Il existerait donc en Inde un véritable réseau d'ONG fantômes, sans véritable mission et qui "pomperaient" l'argent du secteur non formel pour leur utilisation personnelle ; ainsi, chaque parti politique dirige sa propre ONG. Les ONG "traditionnelles", qui ne percoivent que trés rarement des aides gouvernementales, dénoncent ce système qui emporte les budgets avec lesquels elles pourraient mettre sur pieds bon nombre de projets d'éducation non formelle. Le gouvernement, quant à lui, reconnait ne pas avoir mis en place des critères stricts lui permettant une transparence dans l'utilisation des subventions accordées aux ONG, et permettant d'éviter les débordements ; néanmoins, rien n'est fait actuellement pour tenter d'enrayer ce phenomène.
M. Vidhyadharan, coordinateur du TANPIC (Tamil Nadu Primary School Improvement Campaign), affirme que c'est tout le système politique et administratif qui est corrompu : "Les cadres de l'administration participent au jeu des chaises musicales ; chaque année, les directeurs des différents départements du ministère de l'education s'echangent leur poste entre eux. C'est pour cette raison que les véritables problèmes ne sont pas pris en compte, on tourne en rond…".
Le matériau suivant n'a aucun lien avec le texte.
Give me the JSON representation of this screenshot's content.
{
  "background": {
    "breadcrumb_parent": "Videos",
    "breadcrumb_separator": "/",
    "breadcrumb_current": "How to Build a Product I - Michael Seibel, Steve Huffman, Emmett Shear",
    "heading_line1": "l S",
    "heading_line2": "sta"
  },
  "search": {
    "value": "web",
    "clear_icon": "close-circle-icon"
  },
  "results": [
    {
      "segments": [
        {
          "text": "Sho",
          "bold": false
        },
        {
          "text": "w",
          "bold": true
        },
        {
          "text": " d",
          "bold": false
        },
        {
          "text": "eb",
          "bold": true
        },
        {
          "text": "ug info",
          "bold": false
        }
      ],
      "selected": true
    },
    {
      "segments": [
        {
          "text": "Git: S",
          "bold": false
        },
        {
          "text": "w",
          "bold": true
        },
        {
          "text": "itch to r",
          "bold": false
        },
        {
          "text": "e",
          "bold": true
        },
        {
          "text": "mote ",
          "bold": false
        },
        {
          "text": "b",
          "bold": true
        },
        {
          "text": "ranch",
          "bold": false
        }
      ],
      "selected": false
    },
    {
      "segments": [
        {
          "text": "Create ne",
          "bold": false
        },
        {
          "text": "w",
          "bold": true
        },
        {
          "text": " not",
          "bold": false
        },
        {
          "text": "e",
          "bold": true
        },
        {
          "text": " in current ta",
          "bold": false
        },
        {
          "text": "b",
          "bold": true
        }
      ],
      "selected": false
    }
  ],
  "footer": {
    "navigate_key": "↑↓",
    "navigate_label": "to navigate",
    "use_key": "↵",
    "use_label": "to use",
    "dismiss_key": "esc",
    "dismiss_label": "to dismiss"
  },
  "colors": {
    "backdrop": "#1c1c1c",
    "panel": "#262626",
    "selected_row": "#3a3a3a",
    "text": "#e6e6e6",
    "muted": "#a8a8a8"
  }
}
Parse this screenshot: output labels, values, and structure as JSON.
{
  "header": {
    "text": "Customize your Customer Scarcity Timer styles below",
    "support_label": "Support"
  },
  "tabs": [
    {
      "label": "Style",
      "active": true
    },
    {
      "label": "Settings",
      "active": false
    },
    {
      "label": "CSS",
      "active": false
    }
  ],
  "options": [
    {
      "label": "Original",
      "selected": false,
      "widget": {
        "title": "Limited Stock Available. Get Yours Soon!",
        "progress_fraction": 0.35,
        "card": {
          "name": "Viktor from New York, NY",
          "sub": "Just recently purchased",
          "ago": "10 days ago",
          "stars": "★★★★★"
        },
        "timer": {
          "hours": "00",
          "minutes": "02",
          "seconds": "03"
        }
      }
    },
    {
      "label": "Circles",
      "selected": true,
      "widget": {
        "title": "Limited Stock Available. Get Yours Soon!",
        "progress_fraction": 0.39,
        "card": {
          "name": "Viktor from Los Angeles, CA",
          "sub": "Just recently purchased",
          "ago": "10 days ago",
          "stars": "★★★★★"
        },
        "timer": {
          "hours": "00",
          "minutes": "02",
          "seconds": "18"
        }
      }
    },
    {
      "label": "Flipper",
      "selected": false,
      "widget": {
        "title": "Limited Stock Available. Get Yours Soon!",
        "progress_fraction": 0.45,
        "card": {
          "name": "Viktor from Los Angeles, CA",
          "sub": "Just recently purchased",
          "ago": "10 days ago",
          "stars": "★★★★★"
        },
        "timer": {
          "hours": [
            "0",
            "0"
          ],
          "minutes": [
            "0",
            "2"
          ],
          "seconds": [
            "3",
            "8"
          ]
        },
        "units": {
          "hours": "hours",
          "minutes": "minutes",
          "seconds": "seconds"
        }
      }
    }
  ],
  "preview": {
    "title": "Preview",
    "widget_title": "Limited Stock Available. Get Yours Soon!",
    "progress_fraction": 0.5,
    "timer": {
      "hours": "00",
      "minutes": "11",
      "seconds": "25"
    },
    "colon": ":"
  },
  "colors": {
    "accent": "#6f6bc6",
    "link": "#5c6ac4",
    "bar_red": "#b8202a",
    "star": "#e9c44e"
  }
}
Pourtant, des rencontres ont regulièrement lieu entre ONG et membres du département de l'éducation ; mais une grande méfiance s'est installée des deux cotés et empêche un véritable dialogue constructif qui permettrait d'amener des solutions concrètes. Les ONG ne croient plus aux discours du gouvernement, et le gouvernement ne partage pas les discours idéologiques des ONG…
Chacun fait donc son chemin de son coté, et c'est tout le système scolaire qui pâtit de ce problème de communication.